Habito, one of the UK’s most prominent homebuying start-ups, is in advanced talks to secure rescue funding at a sharply reduced valuation, reflecting the bitter headwinds facing fintech companies.
Sky News has learnt that Habito, which launched in 2016, is close to gaining approval for a capital injection said to be worth more than £5m from existing investors.
Sources said on Friday that the new funding was likely to be at a nominal pre-money valuation as low as in the single-digit millions of dollars.
Habito shareholders include Atomico, the listed investment firm Augmentum Fintech, Mosaic Ventures and Ribbit Capital.
The company has previously drawn at least £60m in investment since its launch, with a £35m Series C round announced two years ago.

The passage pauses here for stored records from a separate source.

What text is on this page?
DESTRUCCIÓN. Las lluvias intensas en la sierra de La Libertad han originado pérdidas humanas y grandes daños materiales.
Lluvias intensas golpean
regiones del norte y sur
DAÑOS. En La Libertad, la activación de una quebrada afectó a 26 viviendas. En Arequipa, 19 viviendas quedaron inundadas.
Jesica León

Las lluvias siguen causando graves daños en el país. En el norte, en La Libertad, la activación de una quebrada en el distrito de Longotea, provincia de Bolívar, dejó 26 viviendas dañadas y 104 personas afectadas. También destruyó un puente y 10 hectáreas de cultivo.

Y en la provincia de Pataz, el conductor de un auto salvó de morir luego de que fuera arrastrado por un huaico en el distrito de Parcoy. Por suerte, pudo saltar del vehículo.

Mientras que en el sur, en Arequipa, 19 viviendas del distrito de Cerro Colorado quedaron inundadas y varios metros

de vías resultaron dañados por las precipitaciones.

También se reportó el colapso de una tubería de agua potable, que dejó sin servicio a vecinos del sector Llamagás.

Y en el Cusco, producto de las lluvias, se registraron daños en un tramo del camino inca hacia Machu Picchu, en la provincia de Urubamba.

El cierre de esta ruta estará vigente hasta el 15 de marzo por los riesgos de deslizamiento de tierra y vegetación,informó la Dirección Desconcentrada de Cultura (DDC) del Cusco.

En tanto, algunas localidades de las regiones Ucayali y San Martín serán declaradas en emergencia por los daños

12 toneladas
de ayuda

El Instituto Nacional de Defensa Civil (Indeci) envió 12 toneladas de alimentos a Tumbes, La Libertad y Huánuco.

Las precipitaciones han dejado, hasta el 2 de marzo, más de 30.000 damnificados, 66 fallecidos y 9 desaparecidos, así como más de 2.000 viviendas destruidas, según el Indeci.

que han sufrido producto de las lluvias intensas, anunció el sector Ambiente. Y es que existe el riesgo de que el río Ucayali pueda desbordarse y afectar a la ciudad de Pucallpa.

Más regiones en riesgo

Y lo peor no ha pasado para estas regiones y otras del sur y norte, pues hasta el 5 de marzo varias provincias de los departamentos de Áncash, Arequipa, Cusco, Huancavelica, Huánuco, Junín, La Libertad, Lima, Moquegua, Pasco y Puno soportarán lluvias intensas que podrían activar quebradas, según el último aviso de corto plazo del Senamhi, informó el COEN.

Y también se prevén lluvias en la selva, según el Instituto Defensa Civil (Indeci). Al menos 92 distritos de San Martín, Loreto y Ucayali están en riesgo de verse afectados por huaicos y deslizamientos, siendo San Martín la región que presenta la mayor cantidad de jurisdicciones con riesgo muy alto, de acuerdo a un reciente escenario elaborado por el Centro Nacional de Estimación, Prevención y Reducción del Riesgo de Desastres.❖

The rescue fundraising follows the collapse of talks about a merger between Habito and London & Country Mortgages, a privately owned company.
Last week, FT Adviser reported that Habito was cutting dozens of mortgage broker roles as it seeks to slash costs.
One insider said that if completed, the new funding would allow the company to rebuild its valuation over time, even as mortgage costs rise with this week’s rise in the Bank of England base rate.
Habito attracted attention when it launched a 40-year fixed-term home loan product last year, but was subsequently criticised by the advertising watchdog for claims it made in its promotional activity.
In response to an enquiry from Sky News, a Habito spokesperson said: «In spite of challenging market conditions for tech firms and fintechs more specifically, Habito is in the process of closing its latest round of funding.
«We can’t comment on the specifics of the deal yet, nor can we confirm Habito’s valuation which remains commercially sensitive.
«However, we can confirm that our future plans are focused on achieving profitability and we look forward to sharing more on that in the coming weeks.
«In the meantime, we continue to perform ahead of plan and deliver outstanding customer service to homeowners and would-be mortgage-holders facing down the highest interest rates in almost a generation and the ever-rising cost of living.»
Habito’s reduced valuation reflects an accelerating trend facing many technology companies as global economic headwinds grow.